If you live along the central coast of California, plop your cymbidium in a large pot, place it in mild shade, water it once a week, feed it twice a month, drench it once every 2 months, and you'll see some incredible blooms. My family always did. Prop up the blooms with stakes to give them good form. When frosty weather hits, give them a little extra care, cover them with a tarp or bring them inside. That's all you need to know when it comes to keeping a healthy Cymbidium.

Sometimes, though, we don't always have the perfect backyard conditions. That's what I'd like to focus on now - helping your orchid cope with less-than-ideal circumstances.

Cultivated Cymbidium is native to the Hymalayas. Keep this in mind when you're considering locking it in a bedroom that stays 75 degrees all year. This is not the ideal condition for a Cymbidium. Because of where they're from, they bloom best when they're exposed to a temperature differential. During their growing season, they prefer daytime temperatures of 65-82°F and nighttime temperatures of 50-65°F.

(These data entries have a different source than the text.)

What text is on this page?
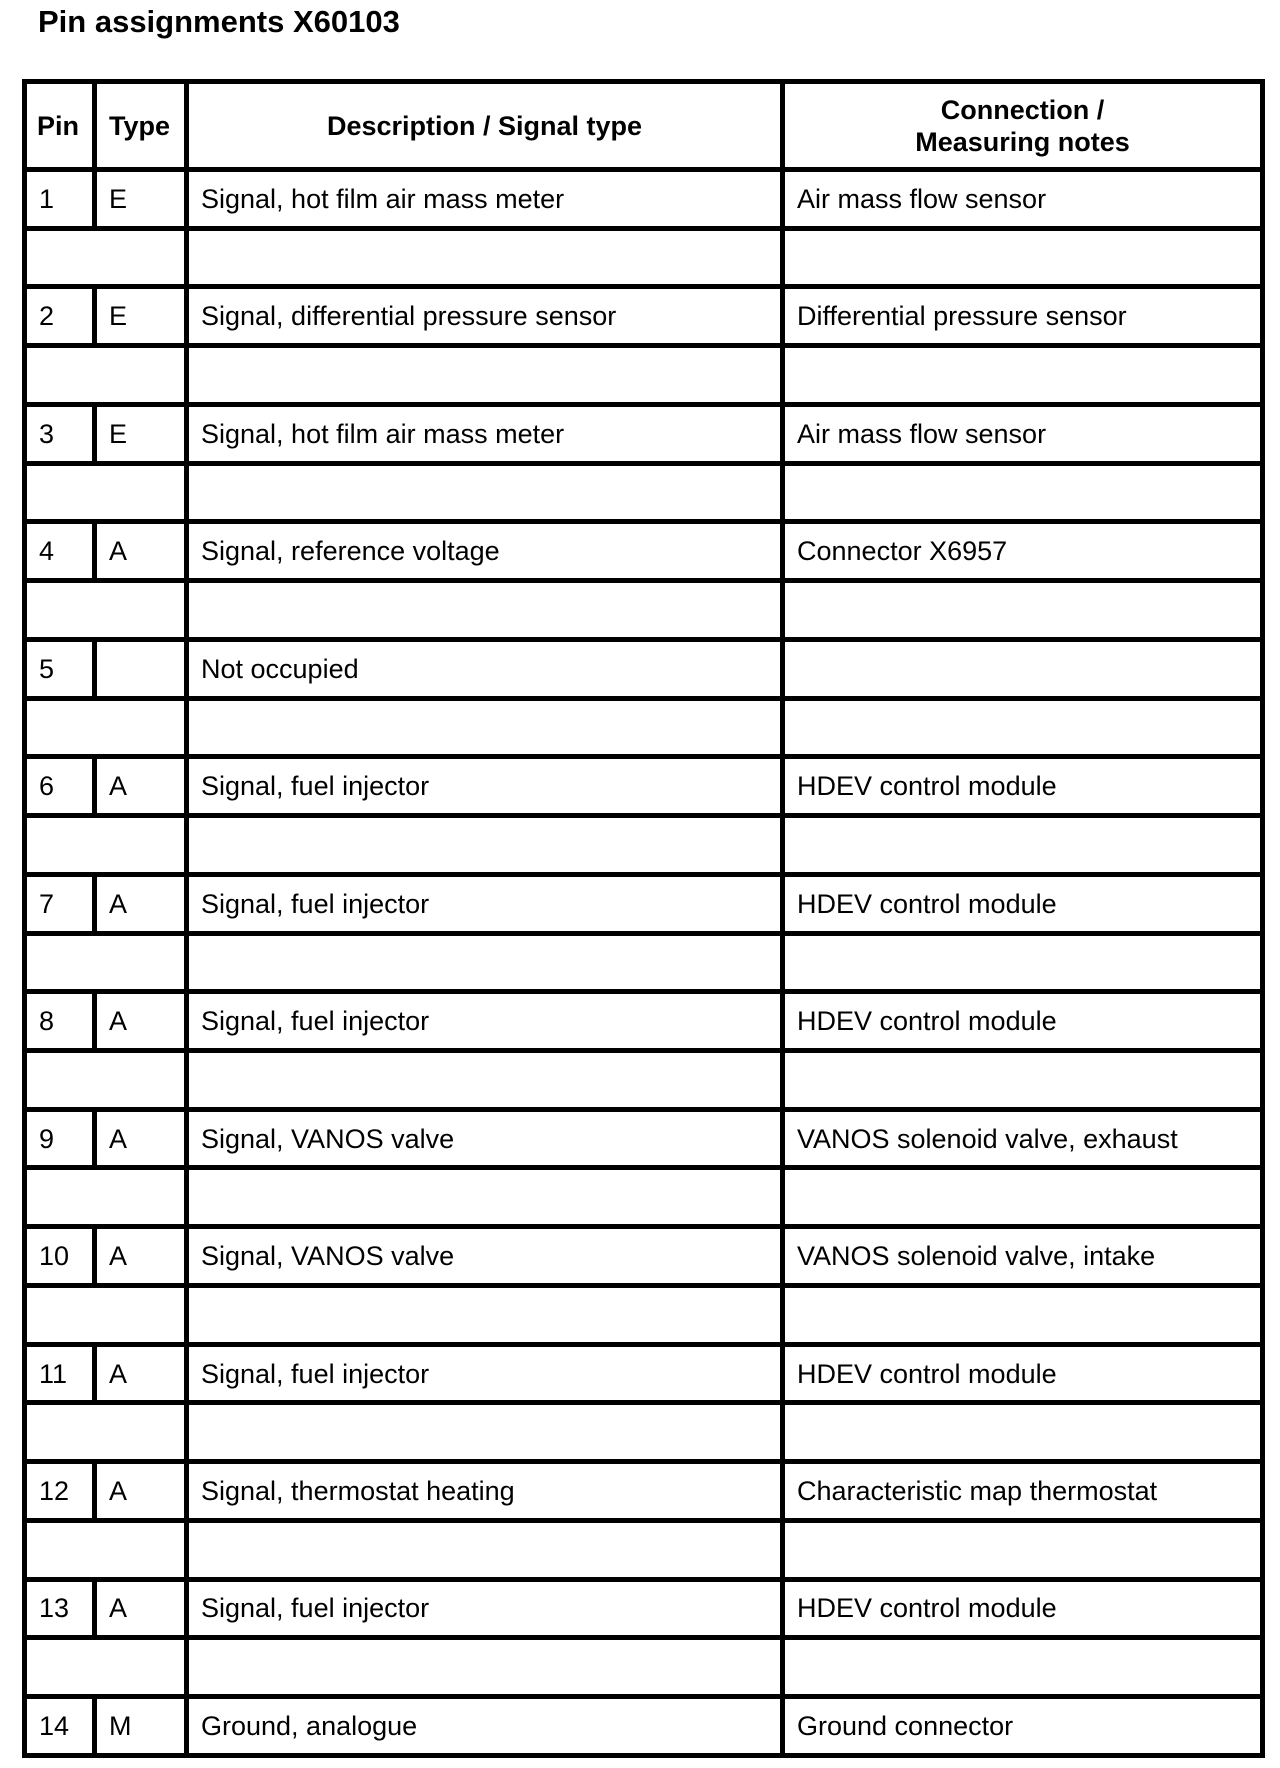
Pin assignments X60103
Pin	Type	Description / Signal type	Connection /
Measuring notes
1	E	Signal, hot film air mass meter	Air mass flow sensor

2	E	Signal, differential pressure sensor	Differential pressure sensor

3	E	Signal, hot film air mass meter	Air mass flow sensor

4	A	Signal, reference voltage	Connector X6957

5		Not occupied	

6	A	Signal, fuel injector	HDEV control module

7	A	Signal, fuel injector	HDEV control module

8	A	Signal, fuel injector	HDEV control module

9	A	Signal, VANOS valve	VANOS solenoid valve, exhaust

10	A	Signal, VANOS valve	VANOS solenoid valve, intake

11	A	Signal, fuel injector	HDEV control module

12	A	Signal, thermostat heating	Characteristic map thermostat

13	A	Signal, fuel injector	HDEV control module

14	M	Ground, analogue	Ground connector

Moderate sunshine is best - afternoon shade and morning sunshine. If you choose to keep them indoors, be sure they're away from drafts and heater vents. As long as you avoid extremes, your plant will acclimate to the conditions in one spot. Pick a spot. Leave it there. Moving it to another location may induce shock.

If you're set on keeping your orchid indoors, give it a little breather for a few months out of the year. It's best if the plant is left outdoors, potted, in an open breeze, at least for the months of June through September.

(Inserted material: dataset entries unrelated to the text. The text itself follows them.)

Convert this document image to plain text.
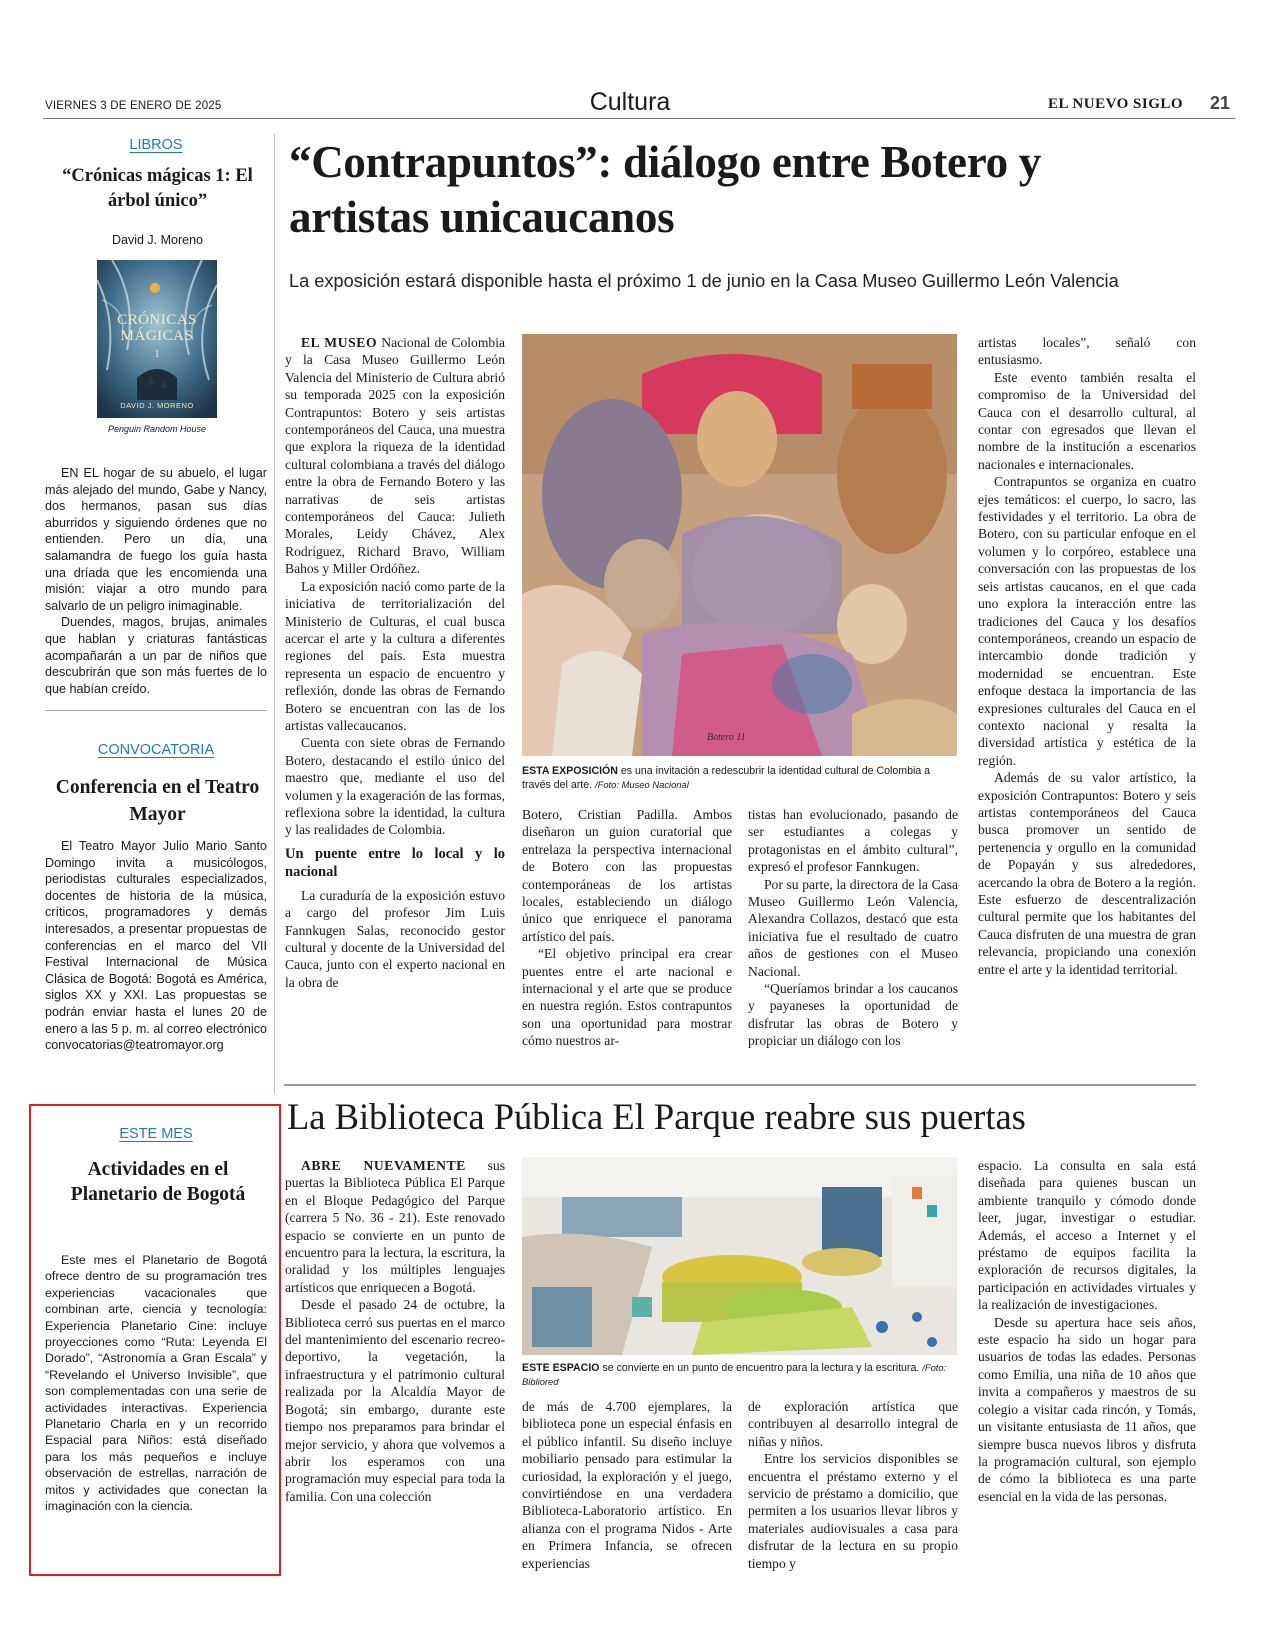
VIERNES 3 DE ENERO DE 2025	Cultura	EL NUEVO SIGLO 21
LIBROS
“Crónicas mágicas 1: El árbol único”
David J. Moreno
CRÓNICAS MÁGICAS
1
DAVID J. MORENO
Penguin Random House

EN EL hogar de su abuelo, el lugar más alejado del mundo, Gabe y Nancy, dos hermanos, pasan sus días aburridos y siguiendo órdenes que no entienden. Pero un día, una salamandra de fuego los guía hasta una dríada que les encomienda una misión: viajar a otro mundo para salvarlo de un peligro inimaginable.

Duendes, magos, brujas, animales que hablan y criaturas fantásticas acompañarán a un par de niños que descubrirán que son más fuertes de lo que habían creído.

CONVOCATORIA
Conferencia en el Teatro Mayor

El Teatro Mayor Julio Mario Santo Domingo invita a musicólogos, periodistas culturales especializados, docentes de historia de la música, críticos, programadores y demás interesados, a presentar propuestas de conferencias en el marco del VII Festival Internacional de Música Clásica de Bogotá: Bogotá es América, siglos XX y XXI. Las propuestas se podrán enviar hasta el lunes 20 de enero a las 5 p. m. al correo electrónico convocatorias@teatromayor.org

ESTE MES
Actividades en el Planetario de Bogotá

Este mes el Planetario de Bogotá ofrece dentro de su programación tres experiencias vacacionales que combinan arte, ciencia y tecnología: Experiencia Planetario Cine: incluye proyecciones como “Ruta: Leyenda El Dorado”, “Astronomía a Gran Escala” y “Revelando el Universo Invisible”, que son complementadas con una serie de actividades interactivas. Experiencia Planetario Charla en y un recorrido Espacial para Niños: está diseñado para los más pequeños e incluye observación de estrellas, narración de mitos y actividades que conectan la imaginación con la ciencia.

“Contrapuntos”: diálogo entre Botero y artistas unicaucanos
La exposición estará disponible hasta el próximo 1 de junio en la Casa Museo Guillermo León Valencia

EL MUSEO Nacional de Colombia y la Casa Museo Guillermo León Valencia del Ministerio de Cultura abrió su temporada 2025 con la exposición Contrapuntos: Botero y seis artistas contemporáneos del Cauca, una muestra que explora la riqueza de la identidad cultural colombiana a través del diálogo entre la obra de Fernando Botero y las narrativas de seis artistas contemporáneos del Cauca: Julieth Morales, Leidy Chávez, Alex Rodríguez, Richard Bravo, William Bahos y Miller Ordóñez.

La exposición nació como parte de la iniciativa de territorialización del Ministerio de Culturas, el cual busca acercar el arte y la cultura a diferentes regiones del país. Esta muestra representa un espacio de encuentro y reflexión, donde las obras de Fernando Botero se encuentran con las de los artistas vallecaucanos.

Cuenta con siete obras de Fernando Botero, destacando el estilo único del maestro que, mediante el uso del volumen y la exageración de las formas, reflexiona sobre la identidad, la cultura y las realidades de Colombia.

Un puente entre lo local y lo nacional

La curaduría de la exposición estuvo a cargo del profesor Jim Luis Fannkugen Salas, reconocido gestor cultural y docente de la Universidad del Cauca, junto con el experto nacional en la obra de

Botero 11
ESTA EXPOSICIÓN es una invitación a redescubrir la identidad cultural de Colombia a través del arte. /Foto: Museo Nacional

Botero, Cristian Padilla. Ambos diseñaron un guion curatorial que entrelaza la perspectiva internacional de Botero con las propuestas contemporáneas de los artistas locales, estableciendo un diálogo único que enriquece el panorama artístico del país.

“El objetivo principal era crear puentes entre el arte nacional e internacional y el arte que se produce en nuestra región. Estos contrapuntos son una oportunidad para mostrar cómo nuestros ar-

tistas han evolucionado, pasando de ser estudiantes a colegas y protagonistas en el ámbito cultural”, expresó el profesor Fannkugen.

Por su parte, la directora de la Casa Museo Guillermo León Valencia, Alexandra Collazos, destacó que esta iniciativa fue el resultado de cuatro años de gestiones con el Museo Nacional.

“Queríamos brindar a los caucanos y payaneses la oportunidad de disfrutar las obras de Botero y propiciar un diálogo con los

artistas locales”, señaló con entusiasmo.

Este evento también resalta el compromiso de la Universidad del Cauca con el desarrollo cultural, al contar con egresados que llevan el nombre de la institución a escenarios nacionales e internacionales.

Contrapuntos se organiza en cuatro ejes temáticos: el cuerpo, lo sacro, las festividades y el territorio. La obra de Botero, con su particular enfoque en el volumen y lo corpóreo, establece una conversación con las propuestas de los seis artistas caucanos, en el que cada uno explora la interacción entre las tradiciones del Cauca y los desafíos contemporáneos, creando un espacio de intercambio donde tradición y modernidad se encuentran. Este enfoque destaca la importancia de las expresiones culturales del Cauca en el contexto nacional y resalta la diversidad artística y estética de la región.

Además de su valor artístico, la exposición Contrapuntos: Botero y seis artistas contemporáneos del Cauca busca promover un sentido de pertenencia y orgullo en la comunidad de Popayán y sus alrededores, acercando la obra de Botero a la región. Este esfuerzo de descentralización cultural permite que los habitantes del Cauca disfruten de una muestra de gran relevancia, propiciando una conexión entre el arte y la identidad territorial.

La Biblioteca Pública El Parque reabre sus puertas

ABRE NUEVAMENTE sus puertas la Biblioteca Pública El Parque en el Bloque Pedagógico del Parque (carrera 5 No. 36 - 21). Este renovado espacio se convierte en un punto de encuentro para la lectura, la escritura, la oralidad y los múltiples lenguajes artísticos que enriquecen a Bogotá.

Desde el pasado 24 de octubre, la Biblioteca cerró sus puertas en el marco del mantenimiento del escenario recreo-deportivo, la vegetación, la infraestructura y el patrimonio cultural realizada por la Alcaldía Mayor de Bogotá; sin embargo, durante este tiempo nos preparamos para brindar el mejor servicio, y ahora que volvemos a abrir los esperamos con una programación muy especial para toda la familia. Con una colección

ESTE ESPACIO se convierte en un punto de encuentro para la lectura y la escritura. /Foto: Bibliored

de más de 4.700 ejemplares, la biblioteca pone un especial énfasis en el público infantil. Su diseño incluye mobiliario pensado para estimular la curiosidad, la exploración y el juego, convirtiéndose en una verdadera Biblioteca-Laboratorio artístico. En alianza con el programa Nidos - Arte en Primera Infancia, se ofrecen experiencias

de exploración artística que contribuyen al desarrollo integral de niñas y niños.

Entre los servicios disponibles se encuentra el préstamo externo y el servicio de préstamo a domicilio, que permiten a los usuarios llevar libros y materiales audiovisuales a casa para disfrutar de la lectura en su propio tiempo y

espacio. La consulta en sala está diseñada para quienes buscan un ambiente tranquilo y cómodo donde leer, jugar, investigar o estudiar. Además, el acceso a Internet y el préstamo de equipos facilita la exploración de recursos digitales, la participación en actividades virtuales y la realización de investigaciones.

Desde su apertura hace seis años, este espacio ha sido un hogar para usuarios de todas las edades. Personas como Emilia, una niña de 10 años que invita a compañeros y maestros de su colegio a visitar cada rincón, y Tomás, un visitante entusiasta de 11 años, que siempre busca nuevos libros y disfruta la programación cultural, son ejemplo de cómo la biblioteca es una parte esencial en la vida de las personas.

When watering, be sure to remove excess water from the tray. Cymbidiums prefer not to be soggy. Should be fed once every two weeks. Use a high nitrogen fertilizer from march to May, a balanced fertilizer from June until September and a blossom booster from October until February. Heavy watering once every other month is necessary to leach accumulated fertilizer salts from the potting medium.

Many sources recommend repotting your cymbidium every other year, between the months of March and May. Other sources recommend never repotting, but instead ammending the existing soil to provide needed nutrients. Fresh, healthy soil will be the main benefit from repotting, but it's also a good time to divide your orchid to share with friends. Pre-made Cymbidium potting mixes can be found at most nurseries and hardware stores. Don't throw out the dead pseudobulbs, as they are still connected to the fresh plants. These "Back bulbs" store nutrients for the plant to use when nutrient supplies are low. 1 back bulb for a small grouping of bulbs is sufficient. If you think you might feed your orchid a bit less often, it's best to have three back bulbs for every one live grouping. If you divide your Cymbidium, be certain to include at least one back bulb in each pot.

Two important ones to remember:
(1) Keep it away from frost.
(2) Do not bury the Cymbidium’s pseudobulbs! If you bury them, the plant will begin to rot.